2. FASHION MARKETPLACE

These websites and apps act like any other multi-brand brick and mortar retailer. They purchase wholesale supply and warehouse in China. Some of these sites, such as 5Lux, will operate on a consignment model. However, they often have a pricing premium compared to foreign websites and don’t offer the full-product selection.

3. C2C MARKETPLACE

This concept is similar to an eBay for fashion products. Often the seller has a representative buyer abroad who can help them get product (aka a “Daigou”). For the consumer there is no guarantee of authenticity.

4. LARGE MARKETPLACE

These are the two giants that everyone knows about. These marketplaces offer the most eyeballs but rarely have the same pricing as abroad and never have the full SKU selection (TMall and JD both discourage long-tail product listings). Consumers deterred by the price markups, limited selection, and distrust for items warehoused in China will turn to cross-border to fulfill their needs.

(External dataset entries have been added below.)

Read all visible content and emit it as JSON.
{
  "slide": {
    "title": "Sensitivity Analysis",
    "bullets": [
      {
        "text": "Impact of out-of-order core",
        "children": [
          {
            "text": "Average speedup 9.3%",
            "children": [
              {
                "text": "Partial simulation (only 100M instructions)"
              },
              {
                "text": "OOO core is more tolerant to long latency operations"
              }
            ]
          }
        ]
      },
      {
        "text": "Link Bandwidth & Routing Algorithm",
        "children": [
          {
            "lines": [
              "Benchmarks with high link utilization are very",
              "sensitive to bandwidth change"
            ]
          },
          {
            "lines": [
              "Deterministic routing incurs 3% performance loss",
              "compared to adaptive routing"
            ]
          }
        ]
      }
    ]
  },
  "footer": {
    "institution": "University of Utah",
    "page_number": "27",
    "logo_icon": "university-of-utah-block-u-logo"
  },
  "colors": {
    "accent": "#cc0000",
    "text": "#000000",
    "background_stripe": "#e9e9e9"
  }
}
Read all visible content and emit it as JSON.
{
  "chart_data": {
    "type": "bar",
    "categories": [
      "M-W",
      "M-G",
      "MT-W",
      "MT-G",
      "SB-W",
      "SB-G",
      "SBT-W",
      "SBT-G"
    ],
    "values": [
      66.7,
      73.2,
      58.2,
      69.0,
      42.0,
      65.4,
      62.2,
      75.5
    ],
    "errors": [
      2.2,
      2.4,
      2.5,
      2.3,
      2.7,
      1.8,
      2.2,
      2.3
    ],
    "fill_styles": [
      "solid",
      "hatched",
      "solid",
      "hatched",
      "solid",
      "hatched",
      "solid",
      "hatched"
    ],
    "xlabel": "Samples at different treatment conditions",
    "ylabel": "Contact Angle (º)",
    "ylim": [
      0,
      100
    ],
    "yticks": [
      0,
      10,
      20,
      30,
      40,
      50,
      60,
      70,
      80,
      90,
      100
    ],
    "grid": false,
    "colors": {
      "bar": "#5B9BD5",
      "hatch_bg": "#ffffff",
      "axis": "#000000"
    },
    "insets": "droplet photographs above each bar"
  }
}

DUAL HEADQUARTERS (US & CHINA)

These options all have bilingual teams based in both countries and typically have direct relationships with the US or European HQ for a given brand or retailer. These platforms help US or European based dot com websites sell product directly to China. These are all pure “Haitao” (cross-border eCommerce) plays.

5. LINK-OUT DEAL SITES

These sites all provide Mandarin language portals that direct consumers to deals and sales from a large consortium of US and European retailers and brands. They attract very few full-price customers and it is up to the customer to find a drop-shipper. Due to the lack of ease for shipping and Chinese payment options these sites are primarily used by overseas Chinese and resellers (in China or the US).

6. CROSS-BORDER MARKETPLACES

These are Haitao Marketplaces that automate the “Daigou” process of having a friend in the US use their English skills and credit-card to help them buy a product and forward it to them in China. These apps partner directly with brands and retailers to offer full-service for the Chinese market: content marketing for a Chinese audience, enabling Chinese payment, and China logistics.